Monday, April 13, 2009

Tributary Flooding

There is very little merit in binding in a nutshell something that is inherently small, which is why these pages turn so frequently to large subjects. Unfortunately, however, we live our lives with a veil of very small things - a beaded curtain, if you will - hanging in front of our eyes, and it is for this reason that there is occasionally a reversion to topics that are, comparatively, as the mote to the beam.

One such mote that has been troubling my eyesight of late is the habit into which the television news has fallen of cutting to some airtime-filling vox-pop segment with the declaration (as if this were in itself news) that friends and neighbours have today been paying tribute to someone who was the topic of yesterday's news.
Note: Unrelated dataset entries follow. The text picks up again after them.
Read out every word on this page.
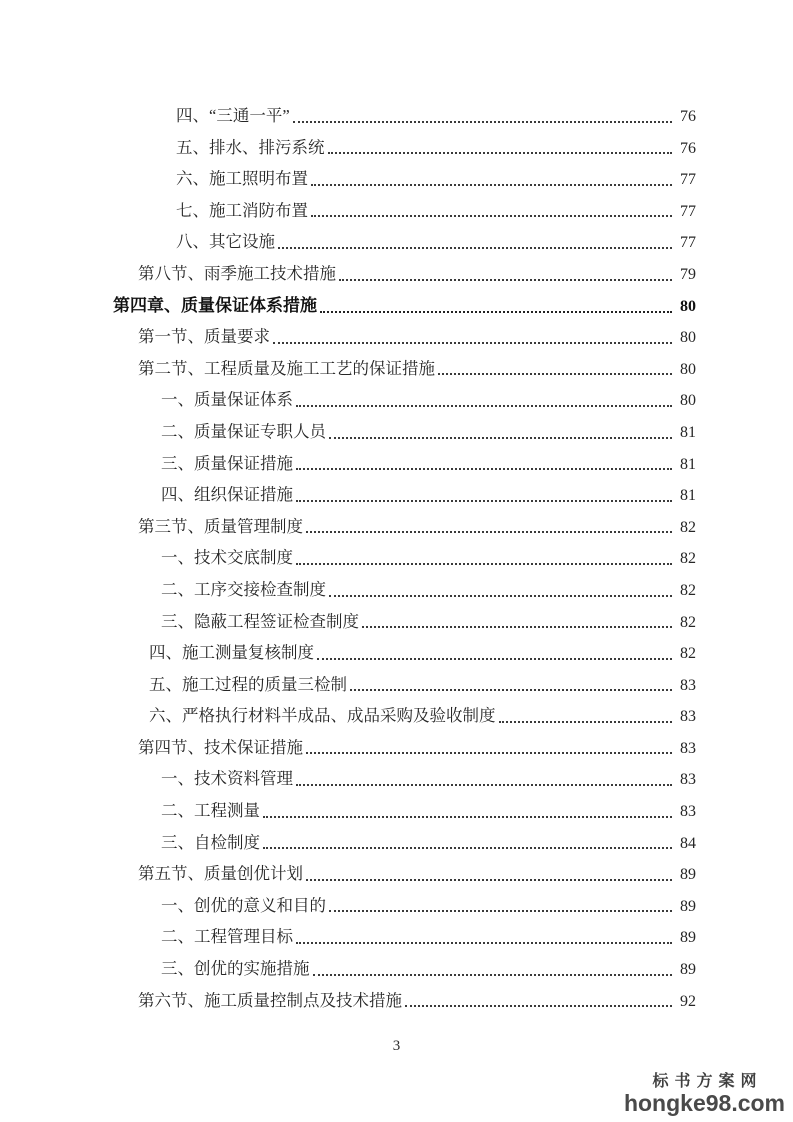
四、“三通一平”	76
五、排水、排污系统	76
六、施工照明布置	77
七、施工消防布置	77
八、其它设施	77
第八节、雨季施工技术措施	79
第四章、质量保证体系措施	80
第一节、质量要求	80
第二节、工程质量及施工工艺的保证措施	80
一、质量保证体系	80
二、质量保证专职人员	81
三、质量保证措施	81
四、组织保证措施	81
第三节、质量管理制度	82
一、技术交底制度	82
二、工序交接检查制度	82
三、隐蔽工程签证检查制度	82
四、施工测量复核制度	82
五、施工过程的质量三检制	83
六、严格执行材料半成品、成品采购及验收制度	83
第四节、技术保证措施	83
一、技术资料管理	83
二、工程测量	83
三、自检制度	84
第五节、质量创优计划	89
一、创优的意义和目的	89
二、工程管理目标	89
三、创优的实施措施	89
第六节、施工质量控制点及技术措施	92
3
标书方案网
hongke98.com
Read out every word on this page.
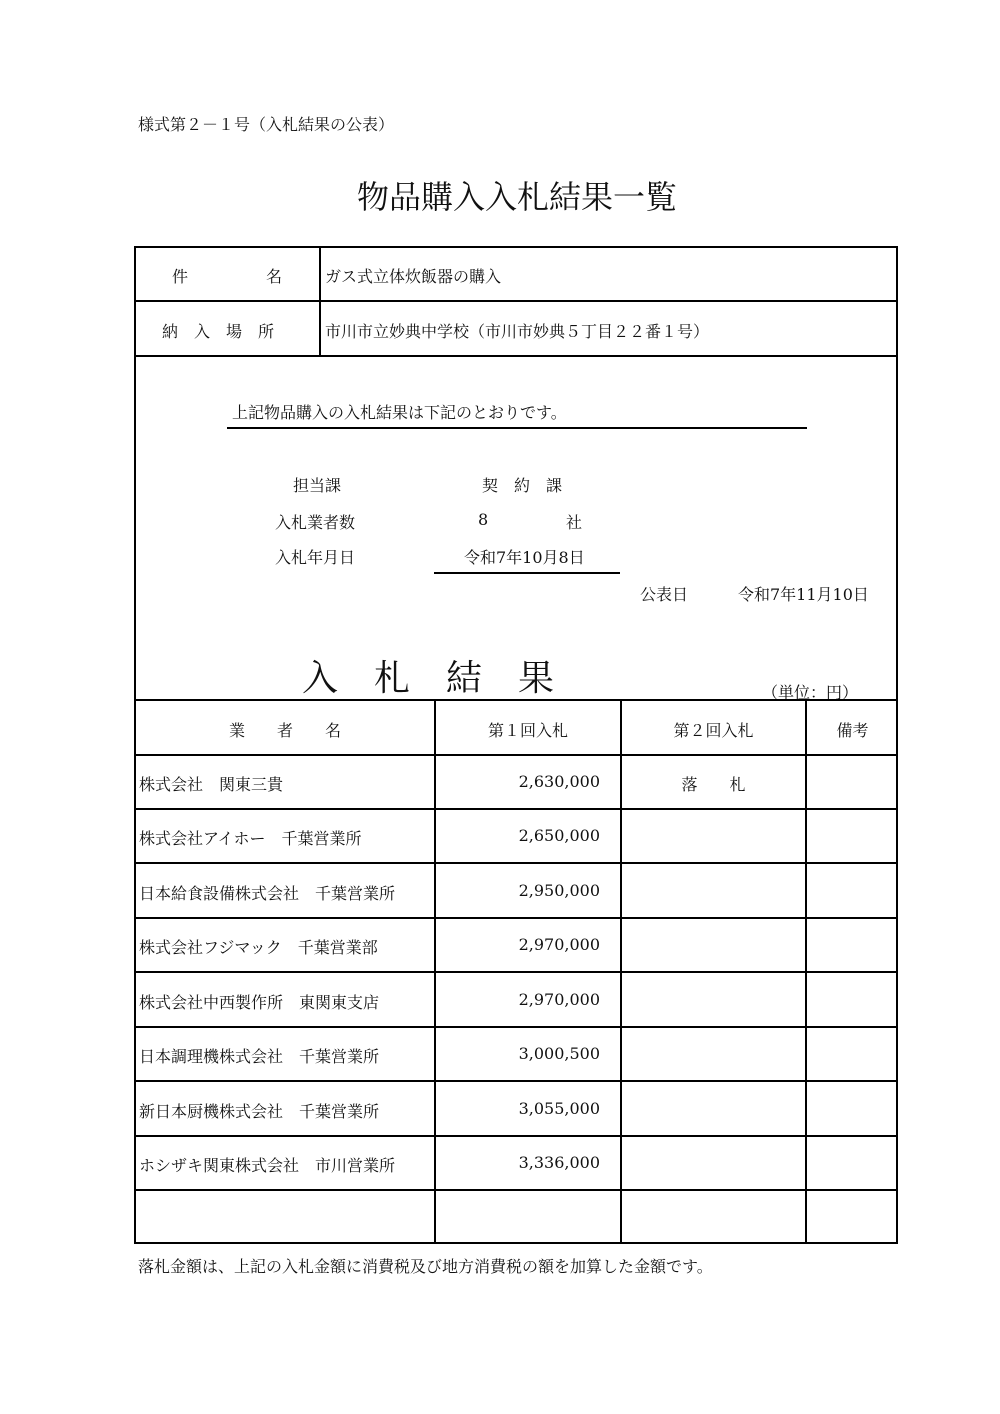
様式第２－１号（入札結果の公表）
物品購入入札結果一覧
件	名	ガス式立体炊飯器の購入
納　入　場　所	市川市立妙典中学校（市川市妙典５丁目２２番１号）
上記物品購入の入札結果は下記のとおりです。
担当課	契　約　課
入札業者数	8	社
入札年月日	令和7年10月8日
公表日	令和7年11月10日
入　札　結　果	（単位：円）
業　　者　　名	第１回入札	第２回入札	備考
株式会社　関東三貴	2,630,000	落　　札
株式会社アイホー　千葉営業所	2,650,000
日本給食設備株式会社　千葉営業所	2,950,000
株式会社フジマック　千葉営業部	2,970,000
株式会社中西製作所　東関東支店	2,970,000
日本調理機株式会社　千葉営業所	3,000,500
新日本厨機株式会社　千葉営業所	3,055,000
ホシザキ関東株式会社　市川営業所	3,336,000
落札金額は、上記の入札金額に消費税及び地方消費税の額を加算した金額です。
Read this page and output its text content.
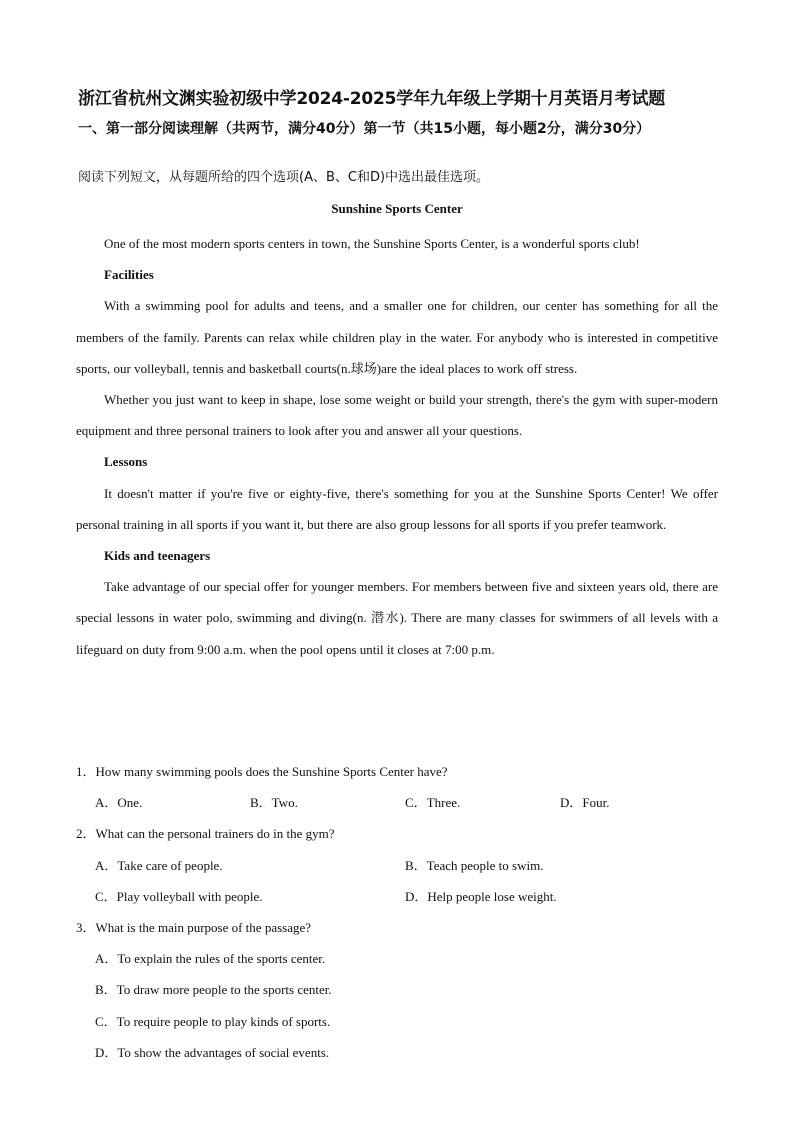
浙江省杭州文渊实验初级中学2024-2025学年九年级上学期十月英语月考试题
一、第一部分阅读理解（共两节，满分40分）第一节（共15小题，每小题2分，满分30分）
阅读下列短文，从每题所给的四个选项(A、B、C和D)中选出最佳选项。
Sunshine Sports Center

One of the most modern sports centers in town, the Sunshine Sports Center, is a wonderful sports club!

Facilities

With a swimming pool for adults and teens, and a smaller one for children, our center has something for all the members of the family. Parents can relax while children play in the water. For anybody who is interested in competitive sports, our volleyball, tennis and basketball courts(n.球场)are the ideal places to work off stress.

Whether you just want to keep in shape, lose some weight or build your strength, there's the gym with super-modern equipment and three personal trainers to look after you and answer all your questions.

Lessons

It doesn't matter if you're five or eighty-five, there's something for you at the Sunshine Sports Center! We offer personal training in all sports if you want it, but there are also group lessons for all sports if you prefer teamwork.

Kids and teenagers

Take advantage of our special offer for younger members. For members between five and sixteen years old, there are special lessons in water polo, swimming and diving(n. 潜水). There are many classes for swimmers of all levels with a lifeguard on duty from 9:00 a.m. when the pool opens until it closes at 7:00 p.m.

1．How many swimming pools does the Sunshine Sports Center have?

A．One.	B．Two.	C．Three.	D．Four.

2．What can the personal trainers do in the gym?

A．Take care of people.	B．Teach people to swim.
C．Play volleyball with people.	D．Help people lose weight.

3．What is the main purpose of the passage?

A．To explain the rules of the sports center.
B．To draw more people to the sports center.
C．To require people to play kinds of sports.
D．To show the advantages of social events.
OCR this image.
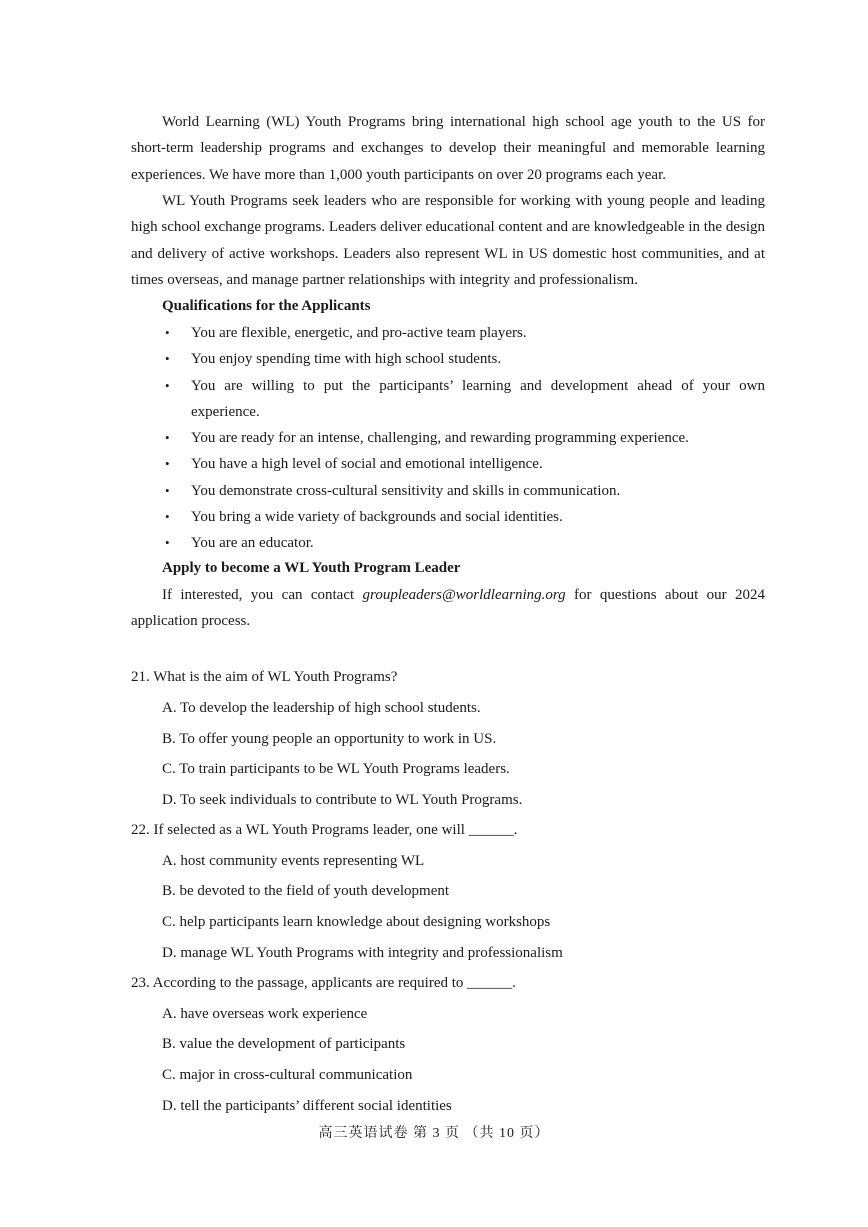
World Learning (WL) Youth Programs bring international high school age youth to the US for short-term leadership programs and exchanges to develop their meaningful and memorable learning experiences. We have more than 1,000 youth participants on over 20 programs each year.

WL Youth Programs seek leaders who are responsible for working with young people and leading high school exchange programs. Leaders deliver educational content and are knowledgeable in the design and delivery of active workshops. Leaders also represent WL in US domestic host communities, and at times overseas, and manage partner relationships with integrity and professionalism.

Qualifications for the Applicants

• You are flexible, energetic, and pro-active team players.
• You enjoy spending time with high school students.
• You are willing to put the participants’ learning and development ahead of your own experience.
• You are ready for an intense, challenging, and rewarding programming experience.
• You have a high level of social and emotional intelligence.
• You demonstrate cross-cultural sensitivity and skills in communication.
• You bring a wide variety of backgrounds and social identities.
• You are an educator.

Apply to become a WL Youth Program Leader

If interested, you can contact groupleaders@worldlearning.org for questions about our 2024 application process.

21. What is the aim of WL Youth Programs?

A. To develop the leadership of high school students.

B. To offer young people an opportunity to work in US.

C. To train participants to be WL Youth Programs leaders.

D. To seek individuals to contribute to WL Youth Programs.

22. If selected as a WL Youth Programs leader, one will ______.

A. host community events representing WL

B. be devoted to the field of youth development

C. help participants learn knowledge about designing workshops

D. manage WL Youth Programs with integrity and professionalism

23. According to the passage, applicants are required to ______.

A. have overseas work experience

B. value the development of participants

C. major in cross-cultural communication

D. tell the participants’ different social identities

高三英语试卷 第 3 页 （共 10 页）
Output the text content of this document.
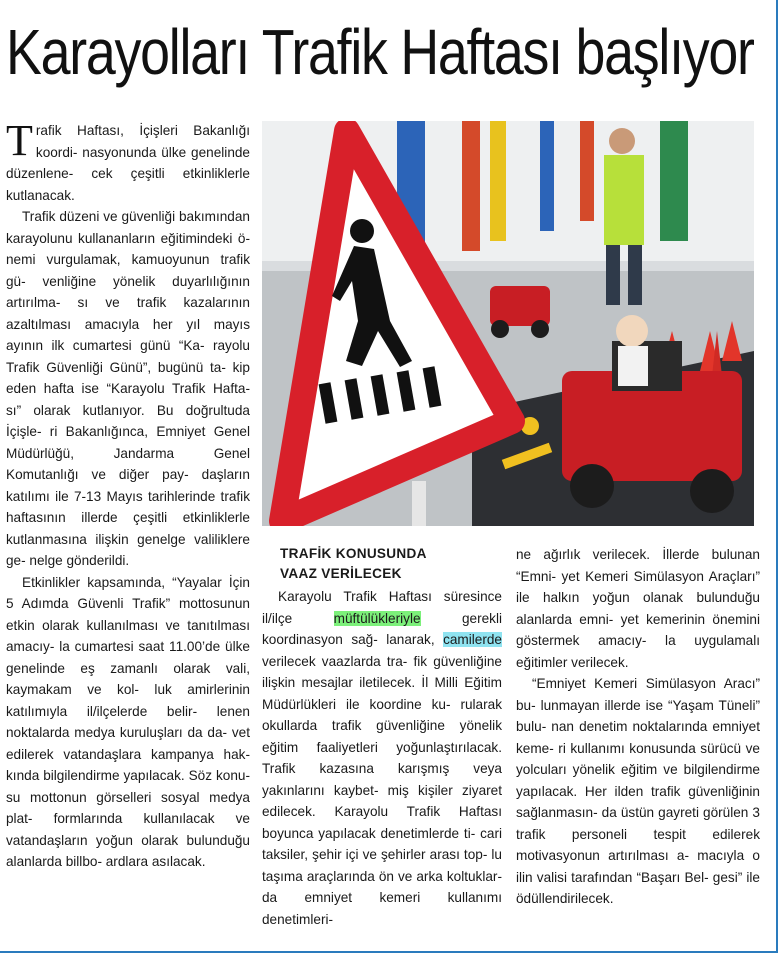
Karayolları Trafik Haftası başlıyor

Trafik Haftası, İçişleri Bakanlığı koordi- nasyonunda ülke genelinde düzenlene- cek çeşitli etkinliklerle kutlanacak.

Trafik düzeni ve güvenliği bakımından karayolunu kullananların eğitimindeki ö- nemi vurgulamak, kamuoyunun trafik gü- venliğine yönelik duyarlılığının artırılma- sı ve trafik kazalarının azaltılması amacıyla her yıl mayıs ayının ilk cumartesi günü “Ka- rayolu Trafik Güvenliği Günü”, bugünü ta- kip eden hafta ise “Karayolu Trafik Hafta- sı” olarak kutlanıyor. Bu doğrultuda İçişle- ri Bakanlığınca, Emniyet Genel Müdürlüğü, Jandarma Genel Komutanlığı ve diğer pay- daşların katılımı ile 7-13 Mayıs tarihlerinde trafik haftasının illerde çeşitli etkinliklerle kutlanmasına ilişkin genelge valiliklere ge- nelge gönderildi.

Etkinlikler kapsamında, “Yayalar İçin 5 Adımda Güvenli Trafik” mottosunun etkin olarak kullanılması ve tanıtılması amacıy- la cumartesi saat 11.00’de ülke genelinde eş zamanlı olarak vali, kaymakam ve kol- luk amirlerinin katılımıyla il/ilçelerde belir- lenen noktalarda medya kuruluşları da da- vet edilerek vatandaşlara kampanya hak- kında bilgilendirme yapılacak. Söz konu- su mottonun görselleri sosyal medya plat- formlarında kullanılacak ve vatandaşların yoğun olarak bulunduğu alanlarda billbo- ardlara asılacak.

TRAFİK KONUSUNDA
VAAZ VERİLECEK

Karayolu Trafik Haftası süresince il/ilçe müftülükleriyle gerekli koordinasyon sağ- lanarak, camilerde verilecek vaazlarda tra- fik güvenliğine ilişkin mesajlar iletilecek. İl Milli Eğitim Müdürlükleri ile koordine ku- rularak okullarda trafik güvenliğine yönelik eğitim faaliyetleri yoğunlaştırılacak. Trafik kazasına karışmış veya yakınlarını kaybet- miş kişiler ziyaret edilecek. Karayolu Trafik Haftası boyunca yapılacak denetimlerde ti- cari taksiler, şehir içi ve şehirler arası top- lu taşıma araçlarında ön ve arka koltuklar- da emniyet kemeri kullanımı denetimleri-

ne ağırlık verilecek. İllerde bulunan “Emni- yet Kemeri Simülasyon Araçları” ile halkın yoğun olanak bulunduğu alanlarda emni- yet kemerinin önemini göstermek amacıy- la uygulamalı eğitimler verilecek.

“Emniyet Kemeri Simülasyon Aracı” bu- lunmayan illerde ise “Yaşam Tüneli” bulu- nan denetim noktalarında emniyet keme- ri kullanımı konusunda sürücü ve yolcuları yönelik eğitim ve bilgilendirme yapılacak. Her ilden trafik güvenliğinin sağlanmasın- da üstün gayreti görülen 3 trafik personeli tespit edilerek motivasyonun artırılması a- macıyla o ilin valisi tarafından “Başarı Bel- gesi” ile ödüllendirilecek.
Now the editors of News 24 (if one can term a process editing that generally involves generously padding rather than any element of excision whatsoever) would claim in their defence that today's current affairs viewer has no attention span whatsoever. If the Day One story is the invasion of Afghanistan then the Day Two story had better be the capture of Osama bin Laden or you've lost your audience. For this reason, despite the fact that on Day One the audience is expected to wait for several hours in feverish expectation that the prime minister's car will drive from an airport to some other point before its very eyes, by Day Two even a tale of tragic demise is in need of seasoning.

At this point the story becomes this business of "paying tribute", which seems to involve cutting to video of someone saying that someone run down with a bus on the preceding day always had a smile for her neighbours when hanging out the washing. Tribute indeed.

It's not that I am opposed to the idea of celebrating lives of quiet decency, but (generally speaking) tribute is surely something that should be paid to something that is at least intentional. If the good citizen in my (strictly hypothetical) example had thrown herself in front of the Number 12 in order to save a small child from itself being run over, then pay tribute to her reckless bravery. But don't pay tribute to her cheerful disposition if she was simply standing on the pavement when a bus leapt the curb.

Unless witnesses are prepared to swear that she met her unmaker with a cheerful smile, then her customary laundry serenity is irrelevant. Moreover, if she was indeed smiling in the split second before the windscreen struck, I would suspect that she did not properly understand the gravity of the situation.